I think this problem is more interesting for the discussion of assumptions than for the answer!
NNadir
(34,533 posts)For all atmospheric games (excepting trace anthropogenic gases) "room temperature" (never mind core temperature) is above the critical temperature. Thus a liquid phase cannot exist although the system can be supercritical above the critical pressure. The nonzero pressure is as noted in the post to which I'm responding, but stated differently, is a function of asymmetry. Even though the gravitational acceleration at the center point appears to approach zero, the gas is compressed by the apparent "weight" of the gas above it.

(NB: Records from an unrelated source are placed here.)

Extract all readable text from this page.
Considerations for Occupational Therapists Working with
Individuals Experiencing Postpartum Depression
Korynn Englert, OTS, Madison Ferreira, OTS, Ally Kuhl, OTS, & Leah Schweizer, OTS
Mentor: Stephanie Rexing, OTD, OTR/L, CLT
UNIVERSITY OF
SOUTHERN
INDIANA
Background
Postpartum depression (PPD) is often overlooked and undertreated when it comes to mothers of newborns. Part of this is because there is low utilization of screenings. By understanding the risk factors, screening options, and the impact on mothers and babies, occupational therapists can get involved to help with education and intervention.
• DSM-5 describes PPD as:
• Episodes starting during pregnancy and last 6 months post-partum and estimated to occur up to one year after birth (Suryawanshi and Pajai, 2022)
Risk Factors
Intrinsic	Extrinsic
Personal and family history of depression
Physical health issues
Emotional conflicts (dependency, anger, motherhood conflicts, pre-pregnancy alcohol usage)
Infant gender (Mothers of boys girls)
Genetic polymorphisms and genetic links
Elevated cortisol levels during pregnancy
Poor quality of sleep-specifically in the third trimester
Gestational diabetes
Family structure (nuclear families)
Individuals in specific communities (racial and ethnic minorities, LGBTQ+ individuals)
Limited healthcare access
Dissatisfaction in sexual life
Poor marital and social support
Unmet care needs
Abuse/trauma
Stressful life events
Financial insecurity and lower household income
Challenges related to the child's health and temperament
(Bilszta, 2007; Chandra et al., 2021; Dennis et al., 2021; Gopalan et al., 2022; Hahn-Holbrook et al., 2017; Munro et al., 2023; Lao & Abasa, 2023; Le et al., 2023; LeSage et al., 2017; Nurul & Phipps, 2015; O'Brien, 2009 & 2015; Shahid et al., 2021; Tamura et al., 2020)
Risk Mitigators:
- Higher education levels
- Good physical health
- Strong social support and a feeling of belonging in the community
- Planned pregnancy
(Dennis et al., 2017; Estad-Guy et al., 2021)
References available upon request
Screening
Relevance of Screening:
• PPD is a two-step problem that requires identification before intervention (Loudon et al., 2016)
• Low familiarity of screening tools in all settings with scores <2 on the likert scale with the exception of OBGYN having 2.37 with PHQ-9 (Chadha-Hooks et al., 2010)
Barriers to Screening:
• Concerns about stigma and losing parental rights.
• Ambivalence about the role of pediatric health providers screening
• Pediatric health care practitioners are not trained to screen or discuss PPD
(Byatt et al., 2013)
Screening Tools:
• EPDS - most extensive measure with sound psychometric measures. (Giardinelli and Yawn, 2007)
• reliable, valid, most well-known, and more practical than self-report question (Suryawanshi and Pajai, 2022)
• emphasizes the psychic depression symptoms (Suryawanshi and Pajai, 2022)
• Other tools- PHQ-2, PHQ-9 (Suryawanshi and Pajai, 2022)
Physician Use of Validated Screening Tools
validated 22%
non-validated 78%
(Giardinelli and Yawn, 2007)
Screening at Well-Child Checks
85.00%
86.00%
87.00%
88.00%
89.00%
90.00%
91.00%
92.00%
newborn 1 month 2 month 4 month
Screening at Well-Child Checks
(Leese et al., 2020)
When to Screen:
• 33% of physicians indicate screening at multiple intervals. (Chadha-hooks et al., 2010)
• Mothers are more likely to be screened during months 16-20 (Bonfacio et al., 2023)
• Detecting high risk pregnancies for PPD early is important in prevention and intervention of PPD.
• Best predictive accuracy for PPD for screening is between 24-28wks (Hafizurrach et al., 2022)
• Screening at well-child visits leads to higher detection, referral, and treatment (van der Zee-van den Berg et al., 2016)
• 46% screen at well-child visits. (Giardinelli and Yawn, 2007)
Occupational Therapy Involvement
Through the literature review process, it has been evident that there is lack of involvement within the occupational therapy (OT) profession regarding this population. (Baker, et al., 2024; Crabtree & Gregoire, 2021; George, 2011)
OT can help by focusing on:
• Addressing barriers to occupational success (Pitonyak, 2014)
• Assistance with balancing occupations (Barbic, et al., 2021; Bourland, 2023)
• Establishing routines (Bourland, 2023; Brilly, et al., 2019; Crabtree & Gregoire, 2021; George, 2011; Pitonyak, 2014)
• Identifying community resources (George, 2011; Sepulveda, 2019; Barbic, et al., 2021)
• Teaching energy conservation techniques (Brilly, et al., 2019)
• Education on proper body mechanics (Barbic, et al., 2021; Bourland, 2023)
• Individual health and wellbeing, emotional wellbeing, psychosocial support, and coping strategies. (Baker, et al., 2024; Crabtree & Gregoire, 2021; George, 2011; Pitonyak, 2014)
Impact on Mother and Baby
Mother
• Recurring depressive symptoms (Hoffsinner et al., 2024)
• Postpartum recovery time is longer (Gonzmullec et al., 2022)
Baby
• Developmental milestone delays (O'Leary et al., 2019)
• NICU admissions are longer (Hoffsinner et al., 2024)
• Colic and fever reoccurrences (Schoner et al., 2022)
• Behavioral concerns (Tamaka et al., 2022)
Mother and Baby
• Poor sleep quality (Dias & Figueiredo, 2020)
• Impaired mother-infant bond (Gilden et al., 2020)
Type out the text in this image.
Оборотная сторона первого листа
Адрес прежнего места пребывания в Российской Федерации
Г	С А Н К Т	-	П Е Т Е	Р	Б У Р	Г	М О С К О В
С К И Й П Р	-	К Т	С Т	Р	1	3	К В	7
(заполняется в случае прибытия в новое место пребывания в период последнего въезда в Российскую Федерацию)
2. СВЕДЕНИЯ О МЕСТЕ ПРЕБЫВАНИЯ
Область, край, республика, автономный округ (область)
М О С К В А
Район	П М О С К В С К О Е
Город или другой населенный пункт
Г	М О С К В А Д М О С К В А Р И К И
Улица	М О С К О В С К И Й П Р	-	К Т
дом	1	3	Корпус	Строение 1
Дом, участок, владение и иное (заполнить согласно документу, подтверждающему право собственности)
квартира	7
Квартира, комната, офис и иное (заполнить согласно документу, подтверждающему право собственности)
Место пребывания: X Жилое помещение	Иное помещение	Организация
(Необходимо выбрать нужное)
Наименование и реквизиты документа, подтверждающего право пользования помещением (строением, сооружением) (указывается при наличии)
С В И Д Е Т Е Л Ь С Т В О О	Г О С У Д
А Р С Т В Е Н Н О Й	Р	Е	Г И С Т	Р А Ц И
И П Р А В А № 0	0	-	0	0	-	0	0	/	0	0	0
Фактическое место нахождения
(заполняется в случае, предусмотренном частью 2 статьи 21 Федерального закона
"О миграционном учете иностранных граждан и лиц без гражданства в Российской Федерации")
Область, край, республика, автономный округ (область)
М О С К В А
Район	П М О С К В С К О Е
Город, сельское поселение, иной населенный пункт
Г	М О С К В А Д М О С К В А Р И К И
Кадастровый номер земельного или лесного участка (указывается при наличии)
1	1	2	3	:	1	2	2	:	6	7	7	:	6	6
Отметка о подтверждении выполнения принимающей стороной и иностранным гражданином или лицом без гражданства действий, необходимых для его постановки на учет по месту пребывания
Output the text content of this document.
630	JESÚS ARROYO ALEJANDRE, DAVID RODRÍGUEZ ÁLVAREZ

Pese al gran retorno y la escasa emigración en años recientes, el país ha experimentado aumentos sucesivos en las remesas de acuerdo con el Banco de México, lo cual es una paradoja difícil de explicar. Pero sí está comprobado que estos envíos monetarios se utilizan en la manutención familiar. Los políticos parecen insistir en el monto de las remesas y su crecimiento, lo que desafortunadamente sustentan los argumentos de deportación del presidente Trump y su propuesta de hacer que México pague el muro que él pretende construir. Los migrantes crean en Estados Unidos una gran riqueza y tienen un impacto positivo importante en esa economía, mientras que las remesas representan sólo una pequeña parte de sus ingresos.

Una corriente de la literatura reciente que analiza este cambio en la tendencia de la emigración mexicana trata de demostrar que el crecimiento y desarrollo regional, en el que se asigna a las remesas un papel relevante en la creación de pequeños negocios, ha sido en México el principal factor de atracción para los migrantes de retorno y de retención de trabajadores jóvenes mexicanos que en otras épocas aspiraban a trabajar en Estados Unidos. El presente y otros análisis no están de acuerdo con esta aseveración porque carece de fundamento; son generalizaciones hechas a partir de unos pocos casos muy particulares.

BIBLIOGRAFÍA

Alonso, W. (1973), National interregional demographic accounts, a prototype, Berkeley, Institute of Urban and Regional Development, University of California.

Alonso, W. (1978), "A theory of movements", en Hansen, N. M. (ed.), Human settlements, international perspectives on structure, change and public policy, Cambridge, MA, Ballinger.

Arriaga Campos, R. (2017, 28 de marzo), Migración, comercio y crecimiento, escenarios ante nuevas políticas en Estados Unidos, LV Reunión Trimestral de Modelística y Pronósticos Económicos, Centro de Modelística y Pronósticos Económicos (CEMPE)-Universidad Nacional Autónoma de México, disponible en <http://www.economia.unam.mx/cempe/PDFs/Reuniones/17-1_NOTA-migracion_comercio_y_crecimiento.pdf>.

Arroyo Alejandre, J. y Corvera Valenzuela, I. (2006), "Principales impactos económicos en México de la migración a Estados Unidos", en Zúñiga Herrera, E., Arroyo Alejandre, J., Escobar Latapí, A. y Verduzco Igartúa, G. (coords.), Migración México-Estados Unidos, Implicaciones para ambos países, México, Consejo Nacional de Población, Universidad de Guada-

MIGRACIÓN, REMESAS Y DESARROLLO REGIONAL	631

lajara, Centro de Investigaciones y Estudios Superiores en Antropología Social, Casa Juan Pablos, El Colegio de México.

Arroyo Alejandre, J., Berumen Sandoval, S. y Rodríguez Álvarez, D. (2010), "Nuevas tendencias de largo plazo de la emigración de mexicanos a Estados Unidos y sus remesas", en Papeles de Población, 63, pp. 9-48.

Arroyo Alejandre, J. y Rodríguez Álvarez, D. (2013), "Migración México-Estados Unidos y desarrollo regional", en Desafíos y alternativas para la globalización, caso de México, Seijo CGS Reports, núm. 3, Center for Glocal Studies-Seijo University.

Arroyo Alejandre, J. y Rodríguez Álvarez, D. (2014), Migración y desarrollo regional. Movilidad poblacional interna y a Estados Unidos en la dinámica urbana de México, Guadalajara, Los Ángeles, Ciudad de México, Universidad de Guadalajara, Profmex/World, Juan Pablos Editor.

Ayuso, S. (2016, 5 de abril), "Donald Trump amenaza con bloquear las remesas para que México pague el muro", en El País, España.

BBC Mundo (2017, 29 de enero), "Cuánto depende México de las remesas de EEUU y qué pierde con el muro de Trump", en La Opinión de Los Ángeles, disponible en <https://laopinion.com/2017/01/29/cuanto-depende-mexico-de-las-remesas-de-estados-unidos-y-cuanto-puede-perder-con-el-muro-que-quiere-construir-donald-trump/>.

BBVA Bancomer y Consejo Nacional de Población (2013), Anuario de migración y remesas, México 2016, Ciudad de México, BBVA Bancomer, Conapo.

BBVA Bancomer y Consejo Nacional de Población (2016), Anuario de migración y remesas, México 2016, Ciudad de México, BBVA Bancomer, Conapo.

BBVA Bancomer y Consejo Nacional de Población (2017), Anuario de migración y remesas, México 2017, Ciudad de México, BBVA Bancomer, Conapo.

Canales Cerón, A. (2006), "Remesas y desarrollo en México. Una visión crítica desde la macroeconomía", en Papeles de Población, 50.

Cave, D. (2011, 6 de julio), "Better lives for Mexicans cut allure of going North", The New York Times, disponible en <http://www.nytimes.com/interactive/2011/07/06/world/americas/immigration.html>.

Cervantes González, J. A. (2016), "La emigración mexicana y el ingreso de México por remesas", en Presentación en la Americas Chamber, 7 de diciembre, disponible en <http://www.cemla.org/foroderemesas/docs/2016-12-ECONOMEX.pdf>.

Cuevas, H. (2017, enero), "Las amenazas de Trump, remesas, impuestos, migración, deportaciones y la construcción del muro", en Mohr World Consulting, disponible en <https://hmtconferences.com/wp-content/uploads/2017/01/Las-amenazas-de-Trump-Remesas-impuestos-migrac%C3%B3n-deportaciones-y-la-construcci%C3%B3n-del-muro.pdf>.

The Earth, I believe, is not massive enough to create sufficient pressure for solidifying common atmospheric games but if I correctly recall the large gas giants are, and can in fact induce multiple solid phases, for instance, metallic hydrogen.
I believe some of these pressures have been experimentally observed using devices like diamond anvils. I seem to recall this was a topic discussed by Raold Hoffman in a lecture I attended many years ago on the topic of extreme pressures.
One may intuitively gain insight to this question of whether the pressure is zero at the center of a gas object by asking if Jupiter is hollow.
Response to caraher (Reply #21)
NNadir This message was self-deleted by its author.
hunter
(38,838 posts)... as they condensed and froze on their way down the hole.
The mouth of your hole would become an unpredictable geyser, hellish supersonic booming, for a long time. And should your unobtanium tube fail, things might get even more interesting. Maybe make yourself a volcano!
Of, you could take this as a plain old physics problem. Imagine a great earth-sized ball of gas floating in space. It soon dissipates.